The Daily Mail reports that a disabled pensioner has been convicted of riding his mobility scooter while over the drink-drive limit. I had always understood that, as mobility scooters were not licensed vehicles, the same law applied to them as to pedal cycles, in that it was illegal to ride them when “under the influence of alcohol”, but there was no defined legal limit. However, in this case the man was breathalysed and found to have a blood-alcohol level of 122mg (the legal limit being 80mg). At that level, while not fit to drive a car, someone isn’t in any meaningful sense “drunk”, and it seems that the police are stretching the law in a way that was not intended. I know a number of old boys who use mobility scooters to get to the pub, and if they were being hounded for having more than a couple of pints it could kill off what social life they have. And I imagine a lot of people would be up in arms if the police sought to extend the same principle to pedal cycles.

The comments on the article also show a depressing level of prejudice against the disabled.


  1. if they were being hounded for having more than a couple of pints it could kill off what social life they have.

    That's the point, isn't it?

  2. Sorry, Dick, what is the point? Are you saying the police have a policy of depriving disabled people of a social life?

  3. All too many of the policies of today's righteous killjoys, while supposedly well-intentioned*, in practice have the effect of curbing people's social lives and making their lives a misery. This is just another example.

    * while it is often said that today's fervour for banning springs from an altruistic if misplaced desire to protect people, more and more I feel the basic motivation is a desire for control.

  4. There's nothing wrong with giving advice out telling people that drinking ten pints a night might not be particularly good for you or that getting in your car after a skinful isn't a good idea. After that though that's where the public health stuff ends.

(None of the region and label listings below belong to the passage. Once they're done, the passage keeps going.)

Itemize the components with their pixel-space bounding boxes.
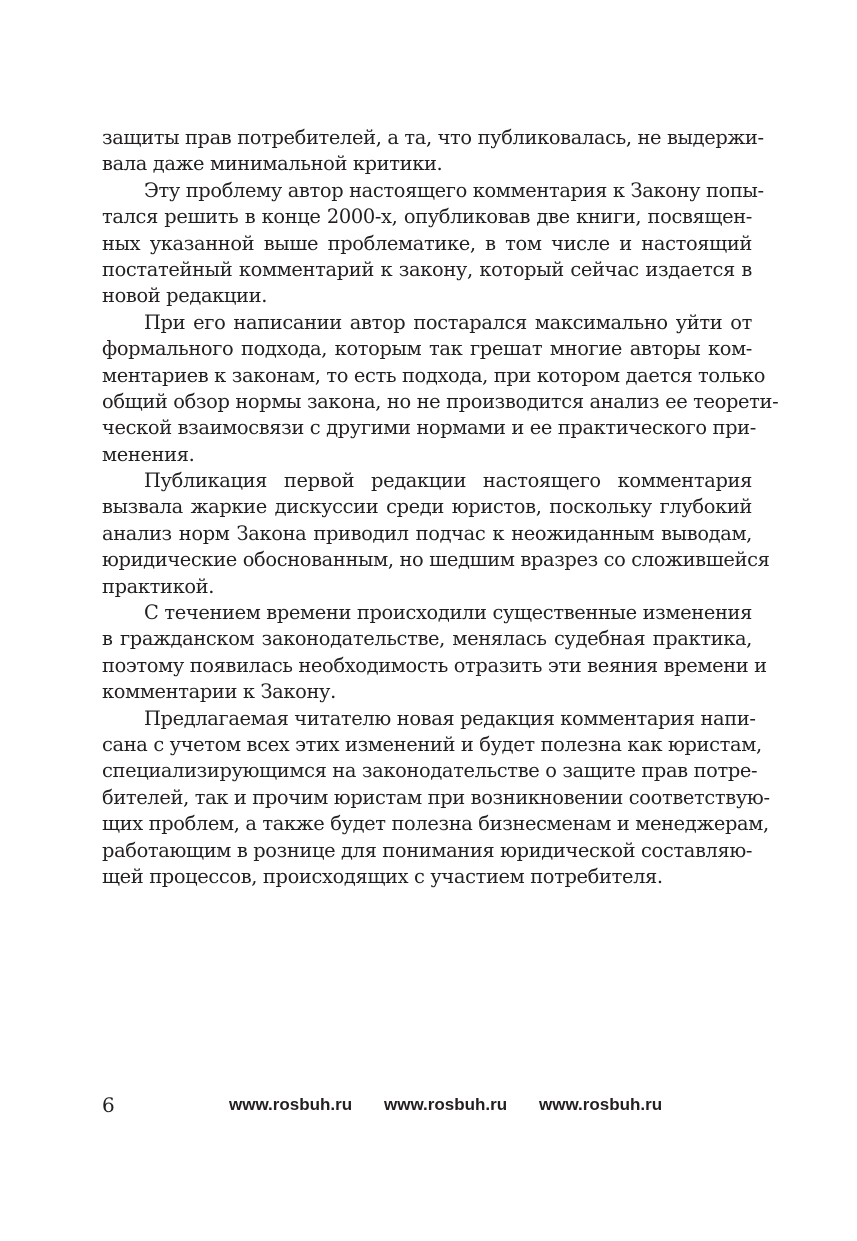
text-line: работающим в рознице для понимания юридической составляю- [102, 838, 753, 862]
text-line: Эту проблему автор настоящего комментария к Закону попы- [144, 178, 764, 202]
text-line: щих проблем, а также будет полезна бизнесменам и менеджерам, [102, 812, 769, 836]
text-line: тался решить в конце 2000-х, опубликовав две книги, посвящен- [102, 205, 752, 229]
text-line: новой редакции. [102, 284, 268, 308]
text-line: Предлагаемая читателю новая редакция комментария напи- [144, 706, 756, 730]
text-line: бителей, так и прочим юристам при возникновении соответствую- [102, 785, 770, 809]
text-line: поэтому появилась необходимость отразить эти веяния времени и [102, 653, 767, 677]
paragraph [102, 178, 764, 310]
text-line: сана с учетом всех этих изменений и будет полезна как юристам, [102, 732, 762, 756]
paragraph [102, 310, 779, 468]
text-line: вала даже минимальной критики. [102, 152, 443, 176]
text-line: юридические обоснованным, но шедшим вразрез со сложившейся [102, 548, 770, 572]
text-line: При его написании автор постарался максимально уйти от [144, 310, 752, 334]
website-link[interactable]: www.rosbuh.ru [384, 1095, 508, 1114]
text-line: Публикация первой редакции настоящего комментария [144, 469, 752, 493]
text-line: С течением времени происходили существенные изменения [144, 601, 752, 625]
paragraph [102, 125, 764, 178]
website-link[interactable]: www.rosbuh.ru [229, 1095, 353, 1114]
body-text [102, 125, 779, 890]
text-line: ных указанной выше проблематике, в том числе и настоящий [102, 231, 752, 255]
text-line: ческой взаимосвязи с другими нормами и ее практического при- [102, 416, 756, 440]
text-line: общий обзор нормы закона, но не производится анализ ее теорети- [102, 389, 779, 413]
text-line: в гражданском законодательстве, менялась судебная практика, [102, 627, 752, 651]
paragraph [102, 600, 767, 706]
text-line: комментарии к Закону. [102, 680, 336, 704]
page-number: 6 [102, 1093, 115, 1117]
text-line: анализ норм Закона приводил подчас к неожиданным выводам, [102, 521, 752, 545]
text-line: практикой. [102, 574, 215, 598]
text-line: вызвала жаркие дискуссии среди юристов, поскольку глубокий [102, 495, 752, 519]
text-line: специализирующимся на законодательстве о защите прав потре- [102, 759, 758, 783]
paragraph [102, 706, 770, 891]
text-line: ментариев к законам, то есть подхода, при котором дается только [102, 363, 766, 387]
text-line: постатейный комментарий к закону, который сейчас издается в [102, 257, 752, 281]
text-line: защиты прав потребителей, а та, что публиковалась, не выдержи- [102, 126, 764, 149]
paragraph [102, 468, 770, 600]
text-line: менения. [102, 442, 195, 466]
text-line: щей процессов, происходящих с участием потребителя. [102, 864, 663, 888]
website-link[interactable]: www.rosbuh.ru [539, 1095, 663, 1114]
text-line: формального подхода, которым так грешат многие авторы ком- [102, 337, 752, 361]
page-footer [0, 1090, 857, 1120]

    So no fake charities, no people talking about the 'binge-drinking epidemic' and no bansturbatory politicians.

    Pubs are for the most part emasculated, horrible places these days anyway - glorified olde-world chain cafés that happen to sell beer. Media commentators that eulogise pubs these days are the very people that don't actually visit them. Bars and cafés in mainland Europe are far more accommodating and laid back than the stuffy, repressive atmosphere we have here. That said, it's not quite as bad as Canada - trying to get a decent drink there was a challenge in itself and if you have any more than two beers you're treated like a leper.

  5. Sad story, but I feel he was ill-advised to defend himself on this matter. I've been told he would have had a good case to argue.

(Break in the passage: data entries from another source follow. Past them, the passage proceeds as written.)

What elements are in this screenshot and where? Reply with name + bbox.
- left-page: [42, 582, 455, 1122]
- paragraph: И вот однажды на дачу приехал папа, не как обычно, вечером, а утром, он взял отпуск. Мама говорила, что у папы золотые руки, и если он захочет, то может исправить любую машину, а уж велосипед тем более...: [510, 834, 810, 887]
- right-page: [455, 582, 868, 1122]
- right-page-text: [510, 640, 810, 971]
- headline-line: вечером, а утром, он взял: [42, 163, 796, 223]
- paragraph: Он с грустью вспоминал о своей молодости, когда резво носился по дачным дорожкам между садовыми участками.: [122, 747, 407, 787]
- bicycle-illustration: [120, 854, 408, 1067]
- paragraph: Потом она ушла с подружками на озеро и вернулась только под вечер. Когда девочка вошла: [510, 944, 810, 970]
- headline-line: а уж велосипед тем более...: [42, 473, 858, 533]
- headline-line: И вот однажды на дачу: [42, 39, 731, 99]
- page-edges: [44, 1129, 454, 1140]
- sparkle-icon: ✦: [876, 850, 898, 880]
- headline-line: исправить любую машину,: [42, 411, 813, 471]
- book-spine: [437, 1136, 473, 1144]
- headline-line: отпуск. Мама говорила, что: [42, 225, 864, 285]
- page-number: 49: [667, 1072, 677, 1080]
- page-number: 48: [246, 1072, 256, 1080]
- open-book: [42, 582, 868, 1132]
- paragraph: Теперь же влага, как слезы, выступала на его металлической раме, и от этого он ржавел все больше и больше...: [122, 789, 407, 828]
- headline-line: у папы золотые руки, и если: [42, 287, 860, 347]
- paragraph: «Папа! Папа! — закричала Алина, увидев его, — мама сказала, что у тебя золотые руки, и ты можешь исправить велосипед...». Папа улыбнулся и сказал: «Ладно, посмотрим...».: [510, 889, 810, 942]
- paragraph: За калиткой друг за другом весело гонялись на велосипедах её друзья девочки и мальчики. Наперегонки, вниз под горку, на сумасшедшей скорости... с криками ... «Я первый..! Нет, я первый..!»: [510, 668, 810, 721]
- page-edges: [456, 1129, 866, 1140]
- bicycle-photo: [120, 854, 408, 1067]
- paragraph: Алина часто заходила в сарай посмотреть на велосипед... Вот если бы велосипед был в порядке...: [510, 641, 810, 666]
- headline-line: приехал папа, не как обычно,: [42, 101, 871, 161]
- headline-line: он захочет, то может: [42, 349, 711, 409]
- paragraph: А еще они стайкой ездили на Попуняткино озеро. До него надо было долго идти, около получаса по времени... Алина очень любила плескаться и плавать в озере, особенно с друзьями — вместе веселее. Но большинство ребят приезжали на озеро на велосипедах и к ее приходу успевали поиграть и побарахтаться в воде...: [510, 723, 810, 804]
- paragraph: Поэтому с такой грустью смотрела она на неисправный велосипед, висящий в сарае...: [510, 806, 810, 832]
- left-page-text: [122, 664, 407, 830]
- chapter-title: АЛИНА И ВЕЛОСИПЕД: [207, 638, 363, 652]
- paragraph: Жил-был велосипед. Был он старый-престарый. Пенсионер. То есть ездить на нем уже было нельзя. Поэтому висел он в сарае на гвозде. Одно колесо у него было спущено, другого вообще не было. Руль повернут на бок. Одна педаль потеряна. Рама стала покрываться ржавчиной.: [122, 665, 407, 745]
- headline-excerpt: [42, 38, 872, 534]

  6. Indeed - as the post implies, I feel the authorities were stretching the law beyond its intended scope, and a lawyer might have been able to point this out. Having a blood alcohol level of 122mg is not in legal terms per se proof of inability to control a mobility scooter or, for that matter, a pedal cycle.

  7. From the Mail:
    "The defendant, who was representing himself in court, admitted the charge of driving a mechanically propelled vehicle on a road while unfit to drive through drink."
    The key word here being 'admitted'.
    If people continue not to educate themselves about the ways of the law, and prefer to admit to anything they are accused of, then there's really no hope I'm afraid.
    There's a wealth of stuff on the internet to educate yourself if you have a mind to.